Posted on timeJanuary 16th, 2007 by userPali Gap in catconsensus    flagNo Comments


In the context of global warming (“climate change”) we so often hear the mantras “the debate is now over” and the “overwhelming scientific consensus is blah blah“.

But there are plenty of scientists who don’t follow the supposed party line. One such is Habibullo Abdusamatov, the head of the space research laboratory at the St. Petersburg-based Pulkovo Observatory.

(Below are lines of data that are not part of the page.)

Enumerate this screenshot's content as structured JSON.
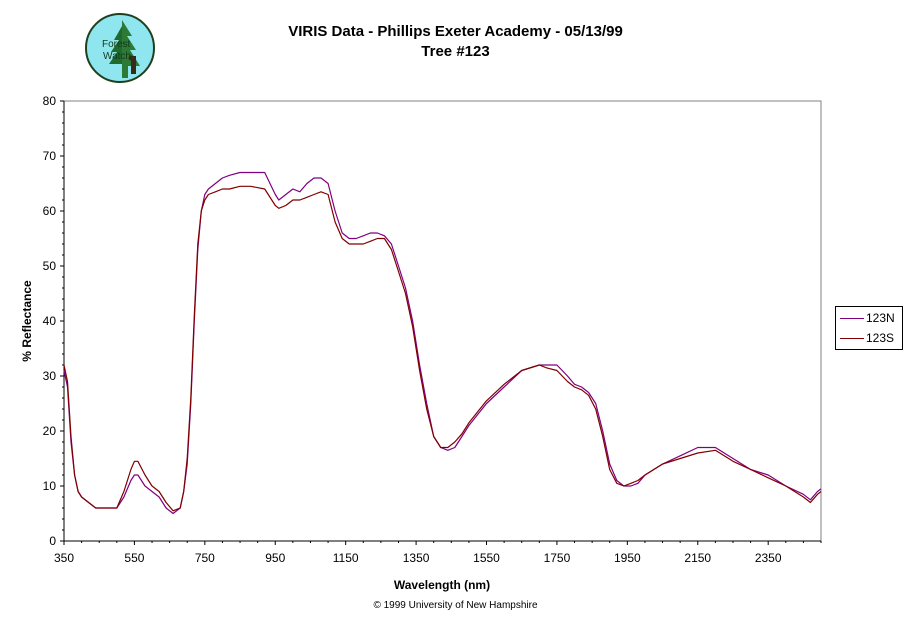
{
  "header": {
    "title_line1": "VIRIS Data - Phillips Exeter Academy - 05/13/99",
    "title_line2": "Tree #123"
  },
  "logo": {
    "text_line1": "Forest",
    "text_line2": "Watch"
  },
  "footer": {
    "copyright": "© 1999 University of New Hampshire"
  },
  "colors": {
    "series_123N": "#800080",
    "series_123S": "#800000",
    "logo_sky": "#8fe6ee",
    "logo_tree": "#1f6b2e"
  },
  "chart_data": {
    "type": "line",
    "title": "VIRIS Data - Phillips Exeter Academy - 05/13/99",
    "subtitle": "Tree #123",
    "xlabel": "Wavelength (nm)",
    "ylabel": "% Reflectance",
    "xlim": [
      350,
      2500
    ],
    "ylim": [
      0,
      80
    ],
    "xticks": [
      350,
      550,
      750,
      950,
      1150,
      1350,
      1550,
      1750,
      1950,
      2150,
      2350
    ],
    "yticks": [
      0,
      10,
      20,
      30,
      40,
      50,
      60,
      70,
      80
    ],
    "grid": false,
    "legend_position": "right",
    "series": [
      {
        "name": "123N",
        "color": "#800080",
        "x": [
          350,
          360,
          370,
          380,
          390,
          400,
          420,
          440,
          460,
          480,
          500,
          520,
          540,
          550,
          560,
          580,
          600,
          620,
          640,
          660,
          680,
          690,
          700,
          710,
          720,
          730,
          740,
          750,
          760,
          780,
          800,
          820,
          850,
          880,
          920,
          950,
          960,
          980,
          1000,
          1020,
          1040,
          1060,
          1080,
          1100,
          1120,
          1140,
          1160,
          1180,
          1200,
          1220,
          1240,
          1260,
          1280,
          1300,
          1320,
          1340,
          1360,
          1380,
          1400,
          1420,
          1440,
          1460,
          1480,
          1500,
          1550,
          1600,
          1650,
          1700,
          1720,
          1750,
          1780,
          1800,
          1820,
          1840,
          1860,
          1880,
          1900,
          1920,
          1940,
          1960,
          1980,
          2000,
          2050,
          2100,
          2150,
          2200,
          2250,
          2300,
          2350,
          2400,
          2450,
          2470,
          2490,
          2500
        ],
        "y": [
          31,
          28,
          18,
          12,
          9,
          8,
          7,
          6,
          6,
          6,
          6,
          8,
          11,
          12,
          12,
          10,
          9,
          8,
          6,
          5,
          6,
          9,
          14,
          25,
          40,
          53,
          60,
          63,
          64,
          65,
          66,
          66.5,
          67,
          67,
          67,
          63,
          62,
          63,
          64,
          63.5,
          65,
          66,
          66,
          65,
          60,
          56,
          55,
          55,
          55.5,
          56,
          56,
          55.5,
          54,
          50,
          46,
          40,
          32,
          25,
          19,
          17,
          16.5,
          17,
          19,
          21,
          25,
          28,
          31,
          32,
          32,
          32,
          30,
          28.5,
          28,
          27,
          25,
          20,
          14,
          11,
          10,
          10,
          10.5,
          12,
          14,
          15.5,
          17,
          17,
          15,
          13,
          12,
          10,
          8.5,
          7.5,
          9,
          9.5
        ]
      },
      {
        "name": "123S",
        "color": "#800000",
        "x": [
          350,
          360,
          370,
          380,
          390,
          400,
          420,
          440,
          460,
          480,
          500,
          520,
          540,
          550,
          560,
          580,
          600,
          620,
          640,
          660,
          680,
          690,
          700,
          710,
          720,
          730,
          740,
          750,
          760,
          780,
          800,
          820,
          850,
          880,
          920,
          950,
          960,
          980,
          1000,
          1020,
          1040,
          1060,
          1080,
          1100,
          1120,
          1140,
          1160,
          1180,
          1200,
          1220,
          1240,
          1260,
          1280,
          1300,
          1320,
          1340,
          1360,
          1380,
          1400,
          1420,
          1440,
          1460,
          1480,
          1500,
          1550,
          1600,
          1650,
          1700,
          1720,
          1750,
          1780,
          1800,
          1820,
          1840,
          1860,
          1880,
          1900,
          1920,
          1940,
          1960,
          1980,
          2000,
          2050,
          2100,
          2150,
          2200,
          2250,
          2300,
          2350,
          2400,
          2450,
          2470,
          2490,
          2500
        ],
        "y": [
          32,
          29,
          19,
          12,
          9,
          8,
          7,
          6,
          6,
          6,
          6,
          9,
          13,
          14.5,
          14.5,
          12,
          10,
          9,
          7,
          5.5,
          6,
          9,
          15,
          26,
          41,
          54,
          60,
          62,
          63,
          63.5,
          64,
          64,
          64.5,
          64.5,
          64,
          61,
          60.5,
          61,
          62,
          62,
          62.5,
          63,
          63.5,
          63,
          58,
          55,
          54,
          54,
          54,
          54.5,
          55,
          55,
          53,
          49,
          45,
          39,
          31,
          24,
          19,
          17,
          17,
          18,
          19.5,
          21.5,
          25.5,
          28.5,
          31,
          32,
          31.5,
          31,
          29,
          28,
          27.5,
          26.5,
          24,
          19,
          13,
          10.5,
          10,
          10.5,
          11,
          12,
          14,
          15,
          16,
          16.5,
          14.5,
          13,
          11.5,
          10,
          8,
          7,
          8.5,
          9
        ]
      }
    ]
  }
}
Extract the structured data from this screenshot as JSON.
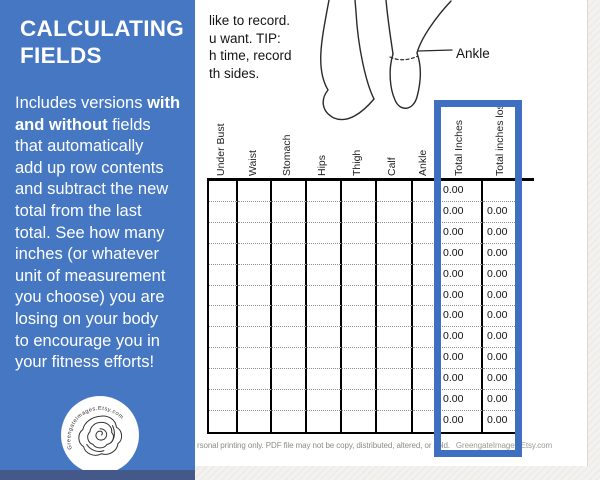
{
  "sidebar": {
    "title": "CALCULATING FIELDS",
    "description_lines": [
      [
        {
          "text": "Includes versions ",
          "bold": false
        },
        {
          "text": "with",
          "bold": true
        }
      ],
      [
        {
          "text": "and without",
          "bold": true
        },
        {
          "text": " fields",
          "bold": false
        }
      ],
      [
        {
          "text": "that automatically",
          "bold": false
        }
      ],
      [
        {
          "text": "add up row contents",
          "bold": false
        }
      ],
      [
        {
          "text": "and subtract the new",
          "bold": false
        }
      ],
      [
        {
          "text": "total from the last",
          "bold": false
        }
      ],
      [
        {
          "text": "total. See how many",
          "bold": false
        }
      ],
      [
        {
          "text": "inches (or whatever",
          "bold": false
        }
      ],
      [
        {
          "text": "unit of measurement",
          "bold": false
        }
      ],
      [
        {
          "text": "you choose) you are",
          "bold": false
        }
      ],
      [
        {
          "text": "losing on your body",
          "bold": false
        }
      ],
      [
        {
          "text": "to encourage you in",
          "bold": false
        }
      ],
      [
        {
          "text": "your fitness efforts!",
          "bold": false
        }
      ]
    ],
    "logo_text": "GreengateImages.Etsy.com"
  },
  "intro_lines": [
    "like to record.",
    "u want. TIP:",
    "h time, record",
    "th sides."
  ],
  "diagram": {
    "ankle_label": "Ankle"
  },
  "table": {
    "column_headers": [
      "Under Bust",
      "Waist",
      "Stomach",
      "Hips",
      "Thigh",
      "Calf",
      "Ankle",
      "Total Inches",
      "Total inches lost"
    ],
    "rows": [
      {
        "total_inches": "0.00",
        "total_inches_lost": ""
      },
      {
        "total_inches": "0.00",
        "total_inches_lost": "0.00"
      },
      {
        "total_inches": "0.00",
        "total_inches_lost": "0.00"
      },
      {
        "total_inches": "0.00",
        "total_inches_lost": "0.00"
      },
      {
        "total_inches": "0.00",
        "total_inches_lost": "0.00"
      },
      {
        "total_inches": "0.00",
        "total_inches_lost": "0.00"
      },
      {
        "total_inches": "0.00",
        "total_inches_lost": "0.00"
      },
      {
        "total_inches": "0.00",
        "total_inches_lost": "0.00"
      },
      {
        "total_inches": "0.00",
        "total_inches_lost": "0.00"
      },
      {
        "total_inches": "0.00",
        "total_inches_lost": "0.00"
      },
      {
        "total_inches": "0.00",
        "total_inches_lost": "0.00"
      },
      {
        "total_inches": "0.00",
        "total_inches_lost": "0.00"
      }
    ]
  },
  "footer": {
    "license_text": "rsonal printing only. PDF file may not be copy, distributed, altered, or sold.",
    "watermark": "GreengateImages.Etsy.com"
  },
  "colors": {
    "sidebar_blue": "#4577c3",
    "highlight_blue": "#3f6fc1"
  }
}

In an interview with the Russian News & Information Agency Dr Abdusamatov stated:

“Global warming results not from the emission of greenhouse gases into the atmosphere, but from an unusually high level of solar radiation and a lengthy – almost throughout the last century – growth in its intensity. It is no secret that when they go up, temperatures in the world’s oceans trigger the emission of large amounts of carbon dioxide into the atmosphere. So the common view that man’s industrial activity is a deciding factor in global warming has emerged from a misinterpretation of cause and effect relations” [Jan 15 2007]

The point is not so much that he is right (though of course he may be). Rather it gives the lie to the idea that the men in white coats are of one mind on this (apart from a few big-oil-financed lackeys!)

Of course fanatical warmers are prone to respond to this kind of counter-example by saying “ah, when we say consensus we don’t mean by that that you can’t find academics with top qualifications in mathematics, physics, or whatever who disagree with us. Rather we mean that if you look at a select list of peer-reviewed journals, then you will find consensus. Oh, and by the way, we’ll tell you which are the ‘good’ journals in which to look for the consensus

I think this is a key battle line in the debate. The concept of “peer-reviewed consensus” is being put forward as lying at the heart of the methodology of science. It is essential for the warmers’ case that that are able to hold the line on this.

But can “peer-reviewed consensus” carry the weight that the warmers want to put on it?